Understanding California Family Medical Leave


San Francisco, CA: When it comes to understanding employment rights, areas such as family leave can be complicated. That’s because family medical leave is covered federally by the Family and Medical Leave Act but is covered in California by the California Family Rights Act. Ultimately, though, it means eligible employees are able to take up to 12 weeks off, paid or unpaid, for certain reasons.

Those reasons include the birth of a child, or adoption, or foster care placement of a child; to care for an immediate family member (that is a spouse, child or parent) who has a serious health condition; or for the employee’s own serious health condition. During FMLA/CFRA leave, the employee’s job is protected, meaning the employee is entitled to return to the same position of employment he or she had when the FMLA/CFRA leave began, or an equivalent position.

Those eligible for FMLA/CFRA leave include employees who have worked for the employer at least 12 months as of the start of the FMLA/CFRA leave and has worked at least 1,250 hours during those months, not counting sick leave, vacation leave or holidays. Under FMLA, employees must also work at a location with at least 50 employees within a 75-mile radius.
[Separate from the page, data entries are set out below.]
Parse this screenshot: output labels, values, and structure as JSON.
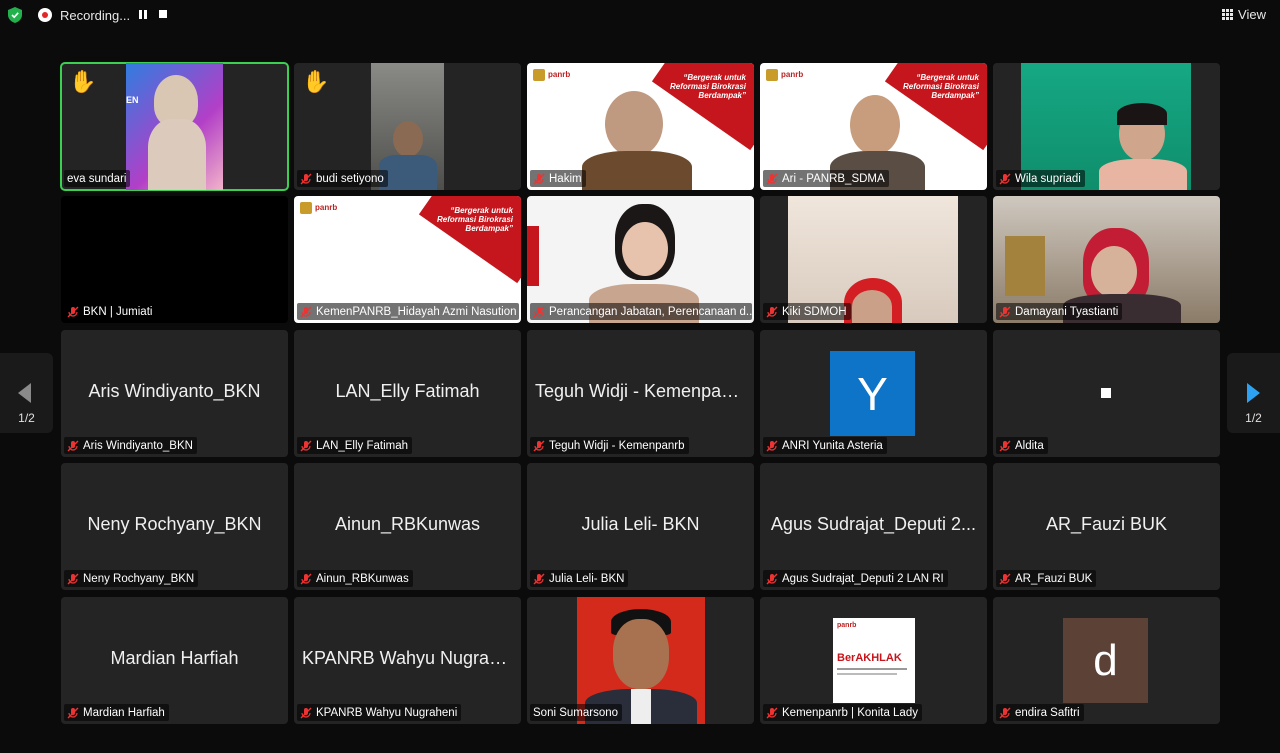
{
  "topbar": {
    "recording_label": "Recording...",
    "view_label": "View"
  },
  "pager": {
    "left_page": "1/2",
    "right_page": "1/2"
  },
  "colors": {
    "active_speaker": "#3ad151",
    "next_arrow": "#2ea2f2",
    "recording": "#e02828"
  },
  "slide": {
    "logo": "panrb",
    "tagline": "“Bergerak untuk Reformasi Birokrasi Berdampak”"
  },
  "participants": [
    {
      "name": "eva sundari",
      "video": true,
      "hand": true,
      "active": true
    },
    {
      "name": "budi setiyono",
      "video": true,
      "hand": true,
      "muted": true
    },
    {
      "name": "Hakim",
      "video": true,
      "muted": true
    },
    {
      "name": "Ari - PANRB_SDMA",
      "video": true,
      "muted": true
    },
    {
      "name": "Wila supriadi",
      "video": true,
      "muted": true
    },
    {
      "name": "BKN | Jumiati",
      "video": true,
      "muted": true
    },
    {
      "name": "KemenPANRB_Hidayah Azmi Nasution",
      "video": true,
      "muted": true
    },
    {
      "name": "Perancangan Jabatan, Perencanaan d...",
      "video": true,
      "muted": true
    },
    {
      "name": "Kiki SDMOH",
      "video": true,
      "muted": true
    },
    {
      "name": "Damayani Tyastianti",
      "video": true,
      "muted": true
    },
    {
      "name": "Aris Windiyanto_BKN",
      "display": "Aris Windiyanto_BKN",
      "muted": true
    },
    {
      "name": "LAN_Elly Fatimah",
      "display": "LAN_Elly Fatimah",
      "muted": true
    },
    {
      "name": "Teguh Widji - Kemenpanrb",
      "display": "Teguh Widji - Kemenpan...",
      "muted": true
    },
    {
      "name": "ANRI Yunita Asteria",
      "avatar": "Y",
      "muted": true
    },
    {
      "name": "Aldita",
      "muted": true
    },
    {
      "name": "Neny Rochyany_BKN",
      "display": "Neny Rochyany_BKN",
      "muted": true
    },
    {
      "name": "Ainun_RBKunwas",
      "display": "Ainun_RBKunwas",
      "muted": true
    },
    {
      "name": "Julia Leli- BKN",
      "display": "Julia Leli- BKN",
      "muted": true
    },
    {
      "name": "Agus Sudrajat_Deputi 2 LAN RI",
      "display": "Agus Sudrajat_Deputi 2...",
      "muted": true
    },
    {
      "name": "AR_Fauzi BUK",
      "display": "AR_Fauzi BUK",
      "muted": true
    },
    {
      "name": "Mardian Harfiah",
      "display": "Mardian Harfiah",
      "muted": true
    },
    {
      "name": "KPANRB Wahyu Nugraheni",
      "display": "KPANRB Wahyu Nugrah...",
      "muted": true
    },
    {
      "name": "Soni Sumarsono",
      "photo": true
    },
    {
      "name": "Kemenpanrb | Konita Lady",
      "logo": "BerAKHLAK",
      "muted": true
    },
    {
      "name": "endira Safitri",
      "avatar": "d",
      "muted": true
    }
  ]
}
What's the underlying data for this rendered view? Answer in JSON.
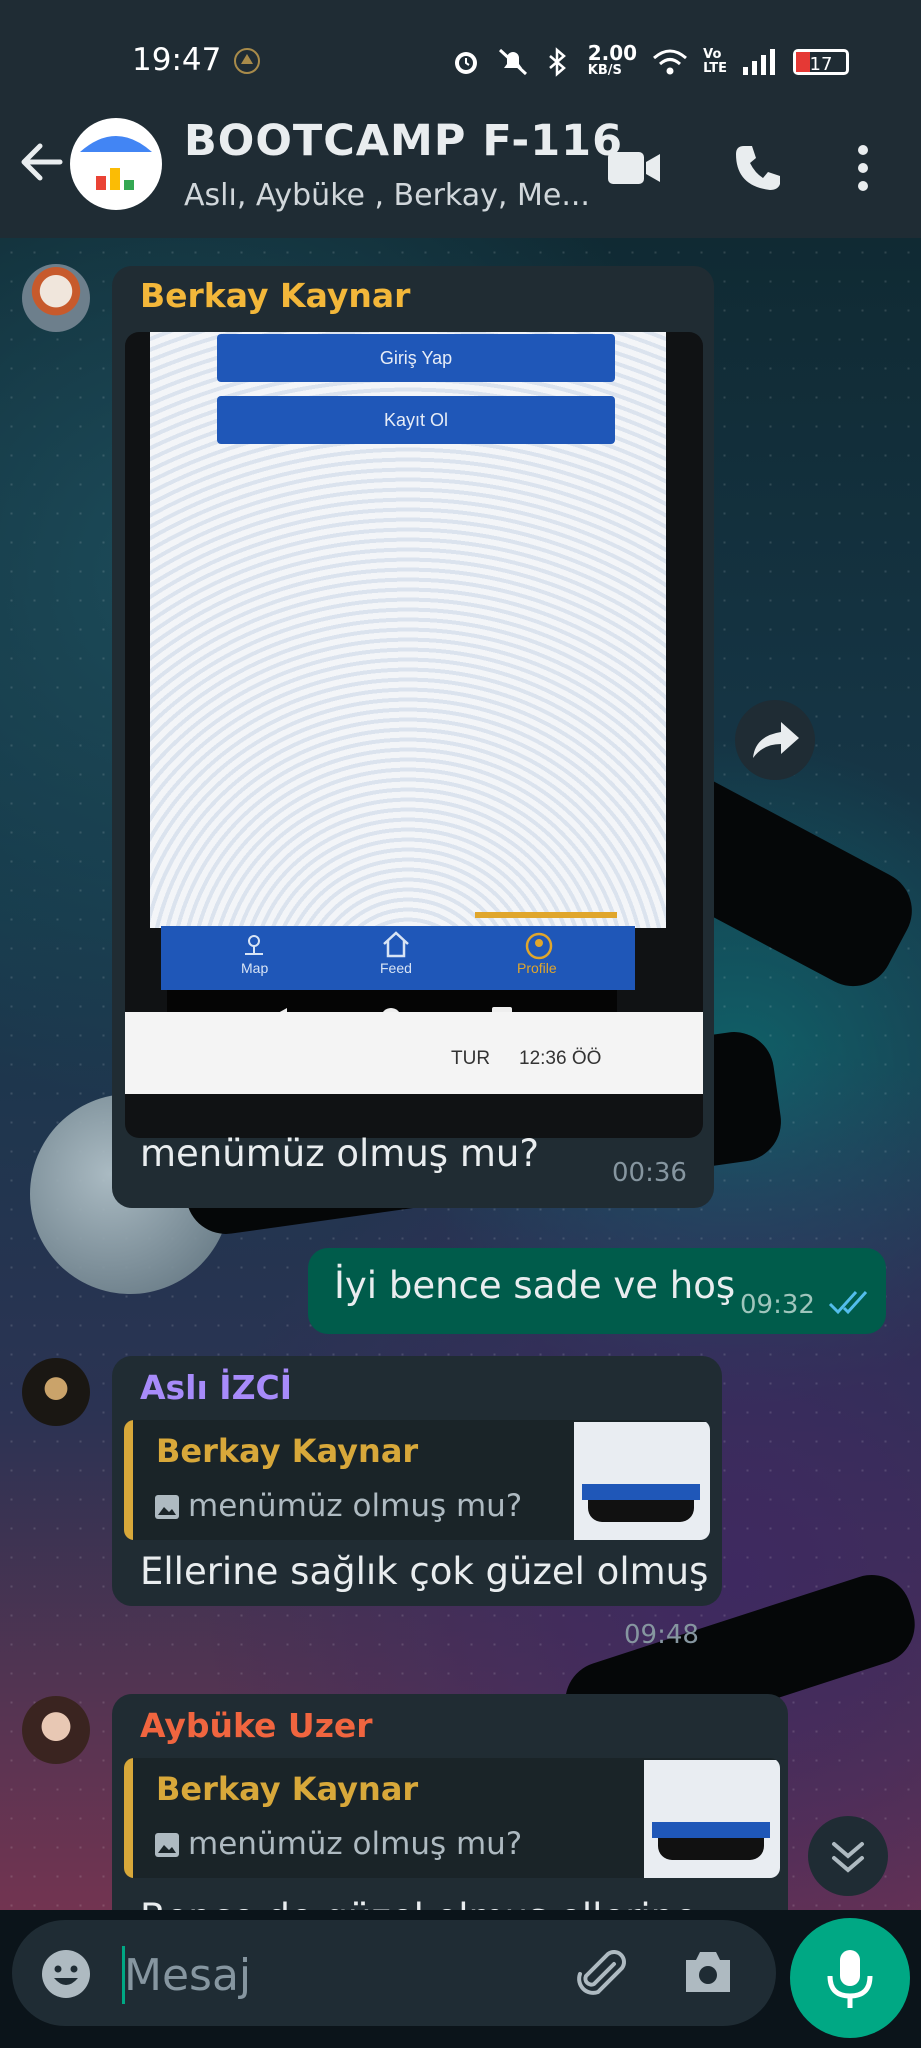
{
  "status_bar": {
    "time": "19:47",
    "net_speed_top": "2.00",
    "net_speed_bottom": "KB/S",
    "battery": "17",
    "volte_top": "Vo",
    "volte_bottom": "LTE"
  },
  "header": {
    "title": "BOOTCAMP F-116",
    "subtitle": "Aslı, Aybüke , Berkay, Me..."
  },
  "messages": [
    {
      "sender": "Berkay Kaynar",
      "sender_color": "#f3b73a",
      "caption": "menümüz olmuş mu?",
      "time": "00:36",
      "photo": {
        "button1": "Giriş Yap",
        "button2": "Kayıt Ol",
        "nav": [
          "Map",
          "Feed",
          "Profile"
        ],
        "taskbar_lang": "TUR",
        "taskbar_time": "12:36 ÖÖ"
      }
    },
    {
      "outgoing": true,
      "text": "İyi bence sade ve hoş",
      "time": "09:32"
    },
    {
      "sender": "Aslı İZCİ",
      "sender_color": "#a78bfa",
      "quote_sender": "Berkay Kaynar",
      "quote_text": "menümüz olmuş mu?",
      "text": "Ellerine sağlık çok güzel olmuş",
      "time": "09:48"
    },
    {
      "sender": "Aybüke Uzer",
      "sender_color": "#f0653f",
      "quote_sender": "Berkay Kaynar",
      "quote_text": "menümüz olmuş mu?",
      "text_partial": "Bence de güzel olmuş ellerine"
    }
  ],
  "composer": {
    "placeholder": "Mesaj"
  },
  "colors": {
    "accent": "#00a884",
    "header_bg": "#1f2c34",
    "bubble_in": "#202c33",
    "bubble_out": "#005c4b",
    "quote_accent": "#d8a83a",
    "read_ticks": "#53bdeb"
  }
}
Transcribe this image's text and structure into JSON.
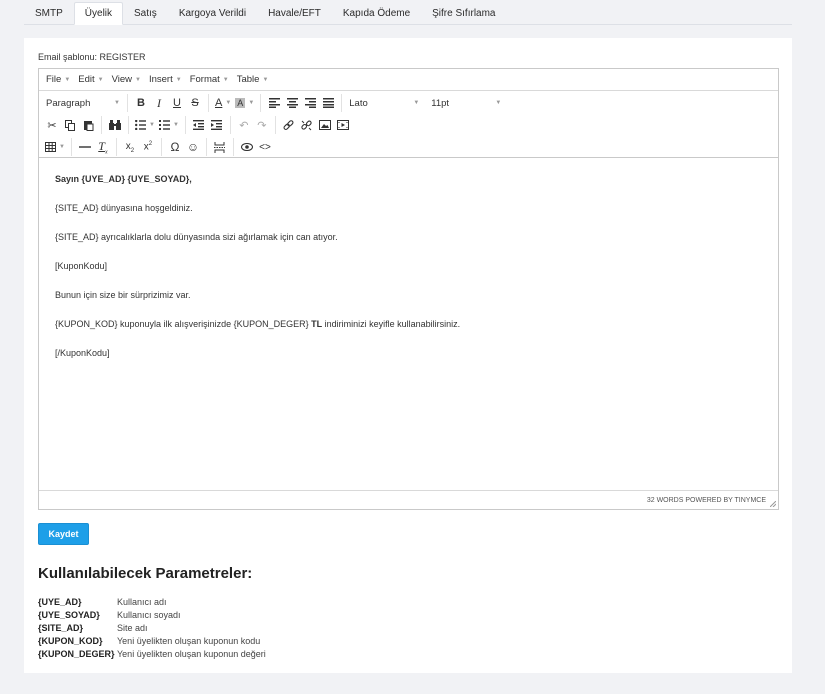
{
  "tabs": [
    {
      "label": "SMTP",
      "active": false
    },
    {
      "label": "Üyelik",
      "active": true
    },
    {
      "label": "Satış",
      "active": false
    },
    {
      "label": "Kargoya Verildi",
      "active": false
    },
    {
      "label": "Havale/EFT",
      "active": false
    },
    {
      "label": "Kapıda Ödeme",
      "active": false
    },
    {
      "label": "Şifre Sıfırlama",
      "active": false
    }
  ],
  "template_label": "Email şablonu: REGISTER",
  "editor": {
    "menu": [
      "File",
      "Edit",
      "View",
      "Insert",
      "Format",
      "Table"
    ],
    "toolbar": {
      "block_format": "Paragraph",
      "font_family": "Lato",
      "font_size": "11pt",
      "buttons_row1": [
        "bold-icon",
        "italic-icon",
        "underline-icon",
        "strikethrough-icon",
        "text-color-icon",
        "background-color-icon",
        "align-left-icon",
        "align-center-icon",
        "align-right-icon",
        "align-justify-icon"
      ],
      "buttons_row2": [
        "cut-icon",
        "copy-icon",
        "paste-icon",
        "find-replace-icon",
        "bullet-list-icon",
        "numbered-list-icon",
        "outdent-icon",
        "indent-icon",
        "undo-icon",
        "redo-icon",
        "link-icon",
        "unlink-icon",
        "image-icon",
        "media-icon"
      ],
      "buttons_row3": [
        "table-icon",
        "horizontal-rule-icon",
        "clear-format-icon",
        "subscript-icon",
        "superscript-icon",
        "special-char-icon",
        "emoticons-icon",
        "page-break-icon",
        "preview-icon",
        "source-code-icon"
      ]
    },
    "content": {
      "greeting": "Sayın {UYE_AD} {UYE_SOYAD},",
      "line1": "{SITE_AD} dünyasına hoşgeldiniz.",
      "line2": "{SITE_AD} ayrıcalıklarla dolu dünyasında sizi ağırlamak için can atıyor.",
      "line3": "[KuponKodu]",
      "line4": "Bunun için size bir sürprizimiz var.",
      "line5_a": "{KUPON_KOD} kuponuyla ilk alışverişinizde {KUPON_DEGER} ",
      "line5_bold": "TL",
      "line5_b": " indiriminizi keyifle kullanabilirsiniz.",
      "line6": "[/KuponKodu]"
    },
    "status": "32 WORDS POWERED BY TINYMCE"
  },
  "save_label": "Kaydet",
  "params_title": "Kullanılabilecek Parametreler:",
  "params": [
    {
      "key": "{UYE_AD}",
      "desc": "Kullanıcı adı"
    },
    {
      "key": "{UYE_SOYAD}",
      "desc": "Kullanıcı soyadı"
    },
    {
      "key": "{SITE_AD}",
      "desc": "Site adı"
    },
    {
      "key": "{KUPON_KOD}",
      "desc": "Yeni üyelikten oluşan kuponun kodu"
    },
    {
      "key": "{KUPON_DEGER}",
      "desc": "Yeni üyelikten oluşan kuponun değeri"
    }
  ],
  "colors": {
    "accent": "#1e9fe8",
    "page_bg": "#f1f2f5"
  }
}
Employees who are eligible for leave under FMLA/CFRA but are denied that leave may be able to file a lawsuit against their employer for violation of these laws. Similarly, employees who take their leave but are not reinstated to their position (or an equivalent position) of employment may also be eligible to file a lawsuit.

There are situations in which employers can terminate an employee on FMLA leave, but in such cases there must be evidence that either the decision to terminate was made before the employee took the leave, or that the employee had been non-compliant or had serious on-the-job performance issues that existed before the leave was taken.

If those circumstances do not exist, employees may be able to file a lawsuit against their employer. Claims against employers can include interference, which is defined as refusing to authorize legitimate CFRA leave, discouraging an employee from taking CFRA leave and avoiding employer responsibilities under CFRA, according to The National Law Review (3/26/15). For example, an employer who reduced an employee’s hours of work so the employee is no longer eligible for CFRA leave could count as interference. Employers who discriminate against an employee for taking CFRA leave or who retaliate for taking CFRA leave may also face claims of interference.